Foto: José Cipriano.
E tomara que seja mesmo como disseram: só para carroças, bicicletas, gente a pé. No máximo para uma ambulância aflita, para um desesperado carro de bombeiros. Apesar de todos os enervantes apertos que acontecem ali na outra, a de concreto, que essa de ferro fique num servicinho leve, de aposentada que ainda quer mostrar sua graça, uma ponte quase de brinquedo.
Falo da Ponte e me bate - agora pra valer - uma vontade que só por comodismo nunca satisfiz: a de percorrê-la andando. Pois vou tratar disso já - abandonar meu carro e minha pressa em qualquer canto, assumir a parte que, como filho de Deus, também me cabe nesse privilegiado camarote, soltar os olhos pelas lonjuras do norte, pelas lonjuras do sul, da mansa flutuação dos Ratones ao talhe imperial do Cambirela, sem os riscos de ser esmagado por qualquer das atarantadas máquinas paras as quais normalmente se fazem as pontes.

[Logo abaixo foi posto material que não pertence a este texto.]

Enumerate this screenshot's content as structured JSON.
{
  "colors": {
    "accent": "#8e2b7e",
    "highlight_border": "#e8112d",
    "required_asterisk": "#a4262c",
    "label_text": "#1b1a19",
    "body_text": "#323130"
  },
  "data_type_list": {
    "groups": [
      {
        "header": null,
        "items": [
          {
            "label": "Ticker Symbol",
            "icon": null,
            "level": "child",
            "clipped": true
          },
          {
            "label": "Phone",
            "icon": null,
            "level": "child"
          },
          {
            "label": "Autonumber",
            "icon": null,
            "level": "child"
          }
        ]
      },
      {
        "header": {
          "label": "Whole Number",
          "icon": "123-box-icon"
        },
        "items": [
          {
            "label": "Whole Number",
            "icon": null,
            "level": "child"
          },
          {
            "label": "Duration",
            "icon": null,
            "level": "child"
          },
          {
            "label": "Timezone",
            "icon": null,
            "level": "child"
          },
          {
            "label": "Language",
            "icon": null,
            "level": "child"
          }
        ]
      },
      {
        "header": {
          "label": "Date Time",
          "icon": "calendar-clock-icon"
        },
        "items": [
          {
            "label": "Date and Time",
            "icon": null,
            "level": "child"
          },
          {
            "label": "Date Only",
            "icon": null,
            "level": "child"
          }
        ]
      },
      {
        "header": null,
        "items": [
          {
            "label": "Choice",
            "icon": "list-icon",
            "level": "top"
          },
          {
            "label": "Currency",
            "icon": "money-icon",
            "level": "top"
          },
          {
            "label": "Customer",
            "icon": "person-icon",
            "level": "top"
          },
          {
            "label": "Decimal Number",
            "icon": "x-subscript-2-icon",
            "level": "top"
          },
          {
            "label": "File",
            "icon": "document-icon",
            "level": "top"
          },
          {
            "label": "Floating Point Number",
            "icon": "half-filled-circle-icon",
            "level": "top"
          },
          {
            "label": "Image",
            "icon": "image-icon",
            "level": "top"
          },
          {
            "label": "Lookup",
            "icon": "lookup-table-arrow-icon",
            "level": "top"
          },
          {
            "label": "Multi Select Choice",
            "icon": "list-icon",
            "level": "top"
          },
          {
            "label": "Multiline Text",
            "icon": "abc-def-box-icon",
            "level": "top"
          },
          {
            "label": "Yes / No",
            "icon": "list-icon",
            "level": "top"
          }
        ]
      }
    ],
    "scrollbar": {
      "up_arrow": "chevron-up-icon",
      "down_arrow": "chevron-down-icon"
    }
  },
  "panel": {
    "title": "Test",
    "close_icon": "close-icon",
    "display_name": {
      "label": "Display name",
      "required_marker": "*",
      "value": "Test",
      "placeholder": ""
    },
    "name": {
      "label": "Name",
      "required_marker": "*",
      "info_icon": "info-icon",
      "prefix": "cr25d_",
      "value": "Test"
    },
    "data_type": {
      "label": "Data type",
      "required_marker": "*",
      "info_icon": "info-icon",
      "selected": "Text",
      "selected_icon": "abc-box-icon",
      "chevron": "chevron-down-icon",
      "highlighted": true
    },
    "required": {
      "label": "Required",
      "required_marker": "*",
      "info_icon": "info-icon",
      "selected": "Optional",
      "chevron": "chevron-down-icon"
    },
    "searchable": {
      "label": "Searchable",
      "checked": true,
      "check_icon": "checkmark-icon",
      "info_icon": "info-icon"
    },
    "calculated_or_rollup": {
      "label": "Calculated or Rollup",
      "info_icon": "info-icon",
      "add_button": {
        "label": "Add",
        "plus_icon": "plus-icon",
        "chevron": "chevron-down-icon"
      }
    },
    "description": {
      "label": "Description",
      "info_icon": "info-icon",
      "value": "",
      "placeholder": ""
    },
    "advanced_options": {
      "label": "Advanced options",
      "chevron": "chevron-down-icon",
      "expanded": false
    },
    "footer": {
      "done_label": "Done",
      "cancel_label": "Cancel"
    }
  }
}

Vejam: tantas voltas deu o tempo que chegou o dia de a Ponte ficar assim só pra gente. Ela sempre foi tão ocupada, tão profissional, tão escrava dos motores...
A Ponte e a gente... Nos ermos da minha aldeia, falava-se que na capital havia uma ponte de ferro que atravessava o mar. Como eu não conhecia o mar (sabia apenas que era uma água sem fim), imaginava a Ponte como um mágico travessão unindo o nosso mundo firme a um mundo impreciso chamado ilha. Ouvi depois vozes irônicas dizerem que ela ligava o nada a coisa alguma.
De qualquer jeito, por longo tempo vivi a impaciência de vê-la.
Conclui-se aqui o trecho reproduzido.